Золотое колечко на границе тьмы - Крапивин Владислав Петрович. Страница 8
– Всё растащат за один день, – уверенно сказал я.
– Зачем же тащить? – возразила Людмила. – У каждого и без того будет все, что им нужно. и люди отвыкнут быть жадными.
– Как это все, что нужно? – не поверил я. – И даже двухколесный велосипед будет у любого человека?
– Конечно, – отозвался Сергей и вздохнул. Велосипед был мечтой его жизни.
– И даже легковая машина, – уверенно заявила Людмила. – А если захочешь, то и свой самолет.

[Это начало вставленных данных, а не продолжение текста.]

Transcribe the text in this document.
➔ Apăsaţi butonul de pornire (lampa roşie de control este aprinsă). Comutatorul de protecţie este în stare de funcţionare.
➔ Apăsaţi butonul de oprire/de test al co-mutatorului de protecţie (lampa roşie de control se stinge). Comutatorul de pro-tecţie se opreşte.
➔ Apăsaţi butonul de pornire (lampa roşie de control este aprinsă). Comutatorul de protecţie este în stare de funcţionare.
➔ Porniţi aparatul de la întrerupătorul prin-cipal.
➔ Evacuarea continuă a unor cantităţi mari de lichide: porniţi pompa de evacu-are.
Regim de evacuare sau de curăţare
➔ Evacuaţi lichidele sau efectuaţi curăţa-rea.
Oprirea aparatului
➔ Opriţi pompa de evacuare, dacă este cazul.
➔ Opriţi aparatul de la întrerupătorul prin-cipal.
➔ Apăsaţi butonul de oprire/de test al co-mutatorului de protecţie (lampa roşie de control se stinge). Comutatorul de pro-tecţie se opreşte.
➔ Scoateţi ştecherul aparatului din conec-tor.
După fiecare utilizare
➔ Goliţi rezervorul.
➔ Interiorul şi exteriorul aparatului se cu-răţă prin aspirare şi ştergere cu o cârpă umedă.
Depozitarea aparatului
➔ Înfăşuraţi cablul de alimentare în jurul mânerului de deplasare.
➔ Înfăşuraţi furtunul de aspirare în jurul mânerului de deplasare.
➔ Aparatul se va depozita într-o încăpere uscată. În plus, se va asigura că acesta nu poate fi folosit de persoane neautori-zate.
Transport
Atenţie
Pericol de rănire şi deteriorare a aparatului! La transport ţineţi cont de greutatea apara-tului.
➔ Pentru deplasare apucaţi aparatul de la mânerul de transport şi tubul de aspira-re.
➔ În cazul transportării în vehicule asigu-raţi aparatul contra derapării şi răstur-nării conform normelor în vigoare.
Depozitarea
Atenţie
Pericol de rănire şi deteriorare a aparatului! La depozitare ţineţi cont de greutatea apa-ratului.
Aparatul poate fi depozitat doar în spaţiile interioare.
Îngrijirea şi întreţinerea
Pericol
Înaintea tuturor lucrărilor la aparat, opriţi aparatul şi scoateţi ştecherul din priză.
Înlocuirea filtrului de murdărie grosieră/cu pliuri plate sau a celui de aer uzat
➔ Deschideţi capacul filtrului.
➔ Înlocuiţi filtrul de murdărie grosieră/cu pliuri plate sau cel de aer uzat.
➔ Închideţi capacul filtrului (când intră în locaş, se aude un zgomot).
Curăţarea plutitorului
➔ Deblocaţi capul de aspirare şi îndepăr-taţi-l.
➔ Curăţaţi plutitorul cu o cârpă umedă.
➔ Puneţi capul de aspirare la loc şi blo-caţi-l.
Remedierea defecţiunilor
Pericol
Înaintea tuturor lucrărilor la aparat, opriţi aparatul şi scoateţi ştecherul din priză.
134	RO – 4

– Ну уж тут ты совсем завралась! – не выдержал я.
– Честное комсомольское! Это ведь при коммунизме!
Я прекрасно понимал, что иметь самолет захочет каждый. И представил себе нашу улицу Герцена времен коммунизма. Кровельные листы на крышах – не из ржавого железа, а из чистого золота (вот сверканье!), бревна стен, двери, наличники. ставни и даже водосточные трубы сделаны из стекла. И доски заборов – тоже стеклянные. А за этими прозрачными заборами стоят самолеты. Если у каждого жителя свой, то в нашем дворе – не меньше трех десятков. Поместятся ли? А как взлетать в такой тесноте? Ведь разбег нужен… Ка-ак зацепит колесами за стеклянный забор – вот звону будет!..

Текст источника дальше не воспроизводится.